Many old postcard images of Lundin Links Post Office date back to the days of Miss Margaret Bremner - the first proprietor of the facility from 1896 until around 1917 However, the image above dates from the time of the third name above the front entrance - James Laing Duncan. Duncan took over from Miss Bremner's successor Robert Ferguson in 1931 or 1932. Below is a notice from the 7 August 1931 Courier advertising the business for sale. Note that the property came with the adjacent space on Leven Road, which at the time was let to the National Bank of Scotland.
The postcard photograph, which likely dates to the 1930s, features many interesting details - from busy window displays, to vintage cars, imposing telegraph poles, plus a public telephone box and outdoor weighing scales. The bare trees and warmly clad woman suggest that it's a winter scene. The sign post in the right hand foreground states: St Andrews via Largoward 12, via the coast 25.
Lundin Links was connected to the telephone network in 1903 and the telephone exchange was housed within the linked building to the left of the Post Office on Links Road. The tall telegraph pole shows the many lines in place by the time this image was captured. The Post Office itself was Lundin Links phone number 1. The Post Offices in Lower Largo and Upper Largo were also number 1 on their exchanges.

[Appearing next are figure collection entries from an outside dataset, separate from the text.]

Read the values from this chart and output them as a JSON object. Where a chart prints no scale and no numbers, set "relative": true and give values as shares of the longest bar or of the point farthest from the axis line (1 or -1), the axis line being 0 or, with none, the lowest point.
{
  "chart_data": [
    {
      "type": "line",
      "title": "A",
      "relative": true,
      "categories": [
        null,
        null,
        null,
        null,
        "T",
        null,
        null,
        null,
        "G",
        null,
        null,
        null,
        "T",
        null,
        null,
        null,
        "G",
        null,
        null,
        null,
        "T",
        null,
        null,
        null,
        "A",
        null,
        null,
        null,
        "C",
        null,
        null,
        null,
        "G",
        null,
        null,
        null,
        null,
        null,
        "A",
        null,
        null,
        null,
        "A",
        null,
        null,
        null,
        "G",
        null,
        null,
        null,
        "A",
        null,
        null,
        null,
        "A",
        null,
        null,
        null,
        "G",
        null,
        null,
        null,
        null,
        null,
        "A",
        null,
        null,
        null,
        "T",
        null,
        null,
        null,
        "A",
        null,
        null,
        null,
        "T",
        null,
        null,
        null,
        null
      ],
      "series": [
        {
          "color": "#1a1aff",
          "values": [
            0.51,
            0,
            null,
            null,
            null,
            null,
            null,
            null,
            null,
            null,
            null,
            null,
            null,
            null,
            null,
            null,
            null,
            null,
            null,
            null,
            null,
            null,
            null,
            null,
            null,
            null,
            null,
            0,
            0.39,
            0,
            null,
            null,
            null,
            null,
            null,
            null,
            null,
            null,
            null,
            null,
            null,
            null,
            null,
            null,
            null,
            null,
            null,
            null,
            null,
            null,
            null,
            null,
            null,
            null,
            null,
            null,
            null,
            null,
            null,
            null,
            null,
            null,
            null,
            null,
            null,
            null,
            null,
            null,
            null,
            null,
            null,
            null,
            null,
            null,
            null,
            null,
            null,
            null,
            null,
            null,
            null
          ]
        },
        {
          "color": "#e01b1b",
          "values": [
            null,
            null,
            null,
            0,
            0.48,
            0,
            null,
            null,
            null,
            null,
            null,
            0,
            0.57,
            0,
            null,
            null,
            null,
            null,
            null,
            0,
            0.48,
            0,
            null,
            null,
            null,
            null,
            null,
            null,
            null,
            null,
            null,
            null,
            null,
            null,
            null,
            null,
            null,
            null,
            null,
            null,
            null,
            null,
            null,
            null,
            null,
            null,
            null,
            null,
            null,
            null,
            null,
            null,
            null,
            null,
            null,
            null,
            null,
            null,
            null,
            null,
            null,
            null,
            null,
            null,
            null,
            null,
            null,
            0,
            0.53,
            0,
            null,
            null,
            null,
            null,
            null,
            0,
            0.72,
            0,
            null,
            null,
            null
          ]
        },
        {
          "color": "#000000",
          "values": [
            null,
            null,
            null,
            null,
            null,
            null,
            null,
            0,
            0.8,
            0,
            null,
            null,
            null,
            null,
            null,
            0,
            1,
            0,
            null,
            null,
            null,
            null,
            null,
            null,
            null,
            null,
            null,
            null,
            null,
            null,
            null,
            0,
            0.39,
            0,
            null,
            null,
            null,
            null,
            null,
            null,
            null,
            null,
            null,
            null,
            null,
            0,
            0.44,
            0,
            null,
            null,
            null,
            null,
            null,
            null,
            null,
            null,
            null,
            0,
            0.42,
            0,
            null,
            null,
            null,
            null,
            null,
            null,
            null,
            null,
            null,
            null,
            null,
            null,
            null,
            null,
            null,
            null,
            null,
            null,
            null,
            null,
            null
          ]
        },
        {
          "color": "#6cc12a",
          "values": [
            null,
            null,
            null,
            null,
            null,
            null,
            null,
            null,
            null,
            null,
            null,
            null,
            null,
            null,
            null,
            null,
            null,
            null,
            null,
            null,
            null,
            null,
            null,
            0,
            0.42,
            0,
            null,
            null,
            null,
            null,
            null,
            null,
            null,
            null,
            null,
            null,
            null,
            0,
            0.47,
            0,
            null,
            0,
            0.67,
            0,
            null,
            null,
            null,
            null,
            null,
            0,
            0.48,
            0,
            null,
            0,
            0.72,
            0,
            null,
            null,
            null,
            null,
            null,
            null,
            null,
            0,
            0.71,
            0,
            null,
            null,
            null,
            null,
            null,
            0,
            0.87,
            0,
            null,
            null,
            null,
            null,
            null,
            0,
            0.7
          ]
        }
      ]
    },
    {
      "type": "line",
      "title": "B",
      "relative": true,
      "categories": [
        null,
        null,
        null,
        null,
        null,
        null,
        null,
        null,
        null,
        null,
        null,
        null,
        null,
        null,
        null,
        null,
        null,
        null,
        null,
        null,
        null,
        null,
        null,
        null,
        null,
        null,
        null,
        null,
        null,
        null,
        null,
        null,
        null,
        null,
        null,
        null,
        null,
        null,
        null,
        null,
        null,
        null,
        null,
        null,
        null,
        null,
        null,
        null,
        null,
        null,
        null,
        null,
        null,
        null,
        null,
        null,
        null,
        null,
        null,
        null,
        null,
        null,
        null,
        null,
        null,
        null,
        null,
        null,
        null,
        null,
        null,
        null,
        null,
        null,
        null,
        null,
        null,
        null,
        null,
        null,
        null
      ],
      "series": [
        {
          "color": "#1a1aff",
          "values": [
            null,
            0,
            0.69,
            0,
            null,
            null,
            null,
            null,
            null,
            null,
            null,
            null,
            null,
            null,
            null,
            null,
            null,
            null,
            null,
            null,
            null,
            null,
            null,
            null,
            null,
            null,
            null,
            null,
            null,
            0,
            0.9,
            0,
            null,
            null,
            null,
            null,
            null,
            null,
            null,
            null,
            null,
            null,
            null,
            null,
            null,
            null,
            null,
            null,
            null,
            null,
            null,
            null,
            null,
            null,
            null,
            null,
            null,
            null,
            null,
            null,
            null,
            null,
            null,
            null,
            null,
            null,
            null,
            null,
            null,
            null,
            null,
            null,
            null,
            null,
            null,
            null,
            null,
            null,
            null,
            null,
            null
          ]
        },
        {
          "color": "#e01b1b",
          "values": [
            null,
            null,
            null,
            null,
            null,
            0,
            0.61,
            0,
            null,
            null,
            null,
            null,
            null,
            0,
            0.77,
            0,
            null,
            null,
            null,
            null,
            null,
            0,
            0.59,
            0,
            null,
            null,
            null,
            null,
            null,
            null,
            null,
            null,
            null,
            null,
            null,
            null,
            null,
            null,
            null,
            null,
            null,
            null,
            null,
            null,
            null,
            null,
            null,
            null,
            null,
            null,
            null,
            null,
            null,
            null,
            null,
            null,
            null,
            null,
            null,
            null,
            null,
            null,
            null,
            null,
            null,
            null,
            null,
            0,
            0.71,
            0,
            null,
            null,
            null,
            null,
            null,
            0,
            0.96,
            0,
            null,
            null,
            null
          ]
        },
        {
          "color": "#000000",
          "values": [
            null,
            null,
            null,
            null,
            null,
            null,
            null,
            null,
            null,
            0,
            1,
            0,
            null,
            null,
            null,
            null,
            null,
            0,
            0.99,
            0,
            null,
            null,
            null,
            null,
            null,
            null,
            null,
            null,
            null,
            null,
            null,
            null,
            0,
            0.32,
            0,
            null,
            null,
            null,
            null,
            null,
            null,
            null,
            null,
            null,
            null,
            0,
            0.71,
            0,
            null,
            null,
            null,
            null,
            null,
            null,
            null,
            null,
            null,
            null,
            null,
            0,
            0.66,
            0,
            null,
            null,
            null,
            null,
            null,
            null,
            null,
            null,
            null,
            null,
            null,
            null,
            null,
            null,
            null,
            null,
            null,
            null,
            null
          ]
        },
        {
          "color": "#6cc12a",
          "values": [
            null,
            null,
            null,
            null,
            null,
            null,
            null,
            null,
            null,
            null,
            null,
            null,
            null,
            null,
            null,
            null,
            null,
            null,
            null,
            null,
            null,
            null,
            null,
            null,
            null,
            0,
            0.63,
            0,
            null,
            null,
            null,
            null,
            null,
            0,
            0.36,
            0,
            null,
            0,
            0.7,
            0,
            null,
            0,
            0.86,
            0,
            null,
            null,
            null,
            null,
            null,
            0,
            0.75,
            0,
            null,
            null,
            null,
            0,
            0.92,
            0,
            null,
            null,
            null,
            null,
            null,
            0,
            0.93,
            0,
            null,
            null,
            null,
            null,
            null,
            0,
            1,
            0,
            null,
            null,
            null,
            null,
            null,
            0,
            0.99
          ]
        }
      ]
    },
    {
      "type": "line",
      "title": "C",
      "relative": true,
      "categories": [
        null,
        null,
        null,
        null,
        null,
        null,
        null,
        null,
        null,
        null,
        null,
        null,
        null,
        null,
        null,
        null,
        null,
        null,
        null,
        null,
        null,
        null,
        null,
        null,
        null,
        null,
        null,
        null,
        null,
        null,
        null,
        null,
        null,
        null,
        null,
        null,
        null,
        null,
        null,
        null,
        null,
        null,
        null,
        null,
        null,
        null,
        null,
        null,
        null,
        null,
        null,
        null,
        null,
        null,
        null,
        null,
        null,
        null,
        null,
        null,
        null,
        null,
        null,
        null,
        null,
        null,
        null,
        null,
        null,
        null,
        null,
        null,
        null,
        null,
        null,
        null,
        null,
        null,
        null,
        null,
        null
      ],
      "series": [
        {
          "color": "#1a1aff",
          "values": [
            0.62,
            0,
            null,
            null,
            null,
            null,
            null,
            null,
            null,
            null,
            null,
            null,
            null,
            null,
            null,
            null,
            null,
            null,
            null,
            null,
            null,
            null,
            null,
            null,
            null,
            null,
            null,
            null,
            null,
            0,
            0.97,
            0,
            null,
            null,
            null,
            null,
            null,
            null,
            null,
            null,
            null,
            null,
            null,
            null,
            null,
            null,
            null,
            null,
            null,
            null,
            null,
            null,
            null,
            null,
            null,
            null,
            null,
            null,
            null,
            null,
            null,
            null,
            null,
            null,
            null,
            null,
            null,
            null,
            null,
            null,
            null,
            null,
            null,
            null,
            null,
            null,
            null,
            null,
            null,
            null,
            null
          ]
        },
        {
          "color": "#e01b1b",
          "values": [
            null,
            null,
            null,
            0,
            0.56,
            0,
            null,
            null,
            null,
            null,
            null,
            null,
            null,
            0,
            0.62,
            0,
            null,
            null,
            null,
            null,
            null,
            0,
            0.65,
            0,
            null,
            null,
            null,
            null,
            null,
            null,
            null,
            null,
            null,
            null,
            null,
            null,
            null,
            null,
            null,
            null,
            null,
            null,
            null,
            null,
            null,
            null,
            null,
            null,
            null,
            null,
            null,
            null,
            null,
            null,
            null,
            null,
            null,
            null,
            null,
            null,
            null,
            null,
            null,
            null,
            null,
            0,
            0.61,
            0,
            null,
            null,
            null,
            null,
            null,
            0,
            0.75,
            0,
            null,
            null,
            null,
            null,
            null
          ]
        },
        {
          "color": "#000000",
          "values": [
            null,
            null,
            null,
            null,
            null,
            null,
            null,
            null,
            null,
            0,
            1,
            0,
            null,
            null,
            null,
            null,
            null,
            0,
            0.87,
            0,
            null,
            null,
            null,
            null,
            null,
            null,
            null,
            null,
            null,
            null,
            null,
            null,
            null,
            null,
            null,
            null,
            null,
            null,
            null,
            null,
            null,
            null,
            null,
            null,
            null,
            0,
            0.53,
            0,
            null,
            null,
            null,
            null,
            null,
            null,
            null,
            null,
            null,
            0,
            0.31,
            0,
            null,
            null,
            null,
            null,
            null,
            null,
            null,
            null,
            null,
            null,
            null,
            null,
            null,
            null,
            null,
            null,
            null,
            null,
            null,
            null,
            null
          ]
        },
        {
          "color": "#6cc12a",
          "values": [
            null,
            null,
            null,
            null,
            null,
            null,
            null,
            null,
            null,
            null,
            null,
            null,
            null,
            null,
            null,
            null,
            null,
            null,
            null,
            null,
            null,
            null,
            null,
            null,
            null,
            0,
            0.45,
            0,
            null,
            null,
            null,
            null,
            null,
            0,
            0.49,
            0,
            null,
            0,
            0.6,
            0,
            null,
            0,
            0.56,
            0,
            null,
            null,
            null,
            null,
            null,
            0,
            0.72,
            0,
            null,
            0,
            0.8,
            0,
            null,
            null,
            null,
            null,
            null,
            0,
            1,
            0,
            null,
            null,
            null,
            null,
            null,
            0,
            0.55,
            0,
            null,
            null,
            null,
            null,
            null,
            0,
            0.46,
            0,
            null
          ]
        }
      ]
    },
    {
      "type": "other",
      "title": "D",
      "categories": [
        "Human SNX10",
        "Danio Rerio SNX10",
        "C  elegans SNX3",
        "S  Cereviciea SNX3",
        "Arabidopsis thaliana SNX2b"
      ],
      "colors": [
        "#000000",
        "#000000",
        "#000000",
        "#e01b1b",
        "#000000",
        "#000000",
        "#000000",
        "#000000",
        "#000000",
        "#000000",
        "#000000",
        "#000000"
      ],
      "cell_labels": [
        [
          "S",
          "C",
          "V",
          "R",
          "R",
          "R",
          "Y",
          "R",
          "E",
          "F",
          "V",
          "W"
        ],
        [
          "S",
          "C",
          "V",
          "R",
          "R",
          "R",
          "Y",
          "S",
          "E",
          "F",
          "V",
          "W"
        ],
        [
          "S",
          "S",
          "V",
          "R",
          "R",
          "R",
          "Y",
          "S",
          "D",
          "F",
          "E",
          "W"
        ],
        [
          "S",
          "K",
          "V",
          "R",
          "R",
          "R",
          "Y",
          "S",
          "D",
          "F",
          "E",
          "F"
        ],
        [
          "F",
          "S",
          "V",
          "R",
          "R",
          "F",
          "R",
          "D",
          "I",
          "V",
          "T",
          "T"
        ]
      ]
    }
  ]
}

The other single digit numbers in Lundin Links, the early adopters of the telephone, were mainly businesses such as shops and boarding houses.
Looking in more detail below at the Post Office frontage, the telephone box stands out. This particular box is not the one that stood until very recently on this spot. This was an earlier style of phone kiosk, that appears to be a 'K3' design. This design was introduced in 1929 as an affordable model for use in rural areas. Made largely from concrete rather than cast iron, around 12,000 K3s were installed across the country in the early 1930s. Only the window frames were painted red - the rest was a stony grey colour (explaining why the box appears so light in colour in the black and white photograph). Over time, it became obvious that concrete was not the ideal material for phone boxes as it was too brittle. Also, there was also a drive to standardise boxes nationally. So eventually the Lundin Links one was replaced with a newer model - the familiar red K6.
Also known as the 'Jubilee Kiosk', the K6 was introduced from 1936 to commemorate the Silver Jubilee of the coronation of King George V. The main differences from the K3 (as well as the construction material) was that there were eight rather than six rows of windows and that that the vertical bars in the windows and door were spaced further apart to improve visibility. The K6 continued to be rolled out until 1968. The K6 box at Lundin Links was not installed until well after the end of the Second World War.
Both the kiosk types used at Lundin Links were designed by designed by Sir Giles Gilbert Scott. The image below shows the K6 box still in place a few years ago. Further below is an image of the Post Office in the 1920s, when Robert Ferguson was Postmaster, shortly before the first telephone box arrived. Despite a scheme where communities could purchase their telephone box from BT for £1, the Lundin Links box was removed a year or two ago (after nine decades with a box present on the site).
A shorter-lived feature outside the Post Office was a set of outdoor public weighing scales. In the top 1930s view, these can be seen immediately to the right of the phone box. Fairly common at the time, particularly in places that attracted tourists, scales would tell you your weight for a penny. The set in Lundin Links look like the 'Peerless' scales shown below. How long they remained in place is unknown but there is still a patch of concrete visible where they once stood.
Further to the right of the scales is a neat shop window display of groceries. The windows prominently feature adverts for both Cadbury's and Fry's chocolate, as did many a shop back in this era and beyond. Cadbury's started in 1824, while Fry's dates back to around 1760. Both companies were keen to promote the 'pure' nature of their cocoa as some alternatives added unnecessary ingredients.
Returning to the name above the Post Office door - J.L. Duncan. James Laing Duncan was born in Ladybank in 1892, son of a railway labourer. During the First World War he was a bombardier in the Royal Garrison Artillery. During that time, while home on leave in 1917, he married Elizabeth Gray, daughter of a vintner, in Lathones. Elizabeth's mother was Jemima Gulland, sister of James Gulland the tailor who had a shop on Leven Road, Lundin Links.
After the war, James set up as a grocer and wine merchant in Kettlebridge. Sadly, his wife Elizabeth died in 1929 aged just 36 years. James gave up the grocery in Kettlebridge later the same year. In 1930 he took over the Railway Hotel in Ladybank, however, with family connections in Lundin Links, James took the opportunity of taking on the grocery and Post Office when it was advertised for sale the next year. Shortly after arriving in Lundin Links, James Duncan married Janet Ness Tod, who was a confectioner. They remained at the Post Office for many years. Janet Duncan died in 1972 aged 79 and James Duncan died in 1977 aged 84.
Finally, in the main image at the top of this post, through the trees, the west end of Emsdorf Street can be glimpsed. The pharmacy at the corner and to the left the shop of Jimmy Brown. Part of the name 'Brown' can just be made out above the shop. More to follow soon on these shops and where the shop keepers moved from when these premises were first built.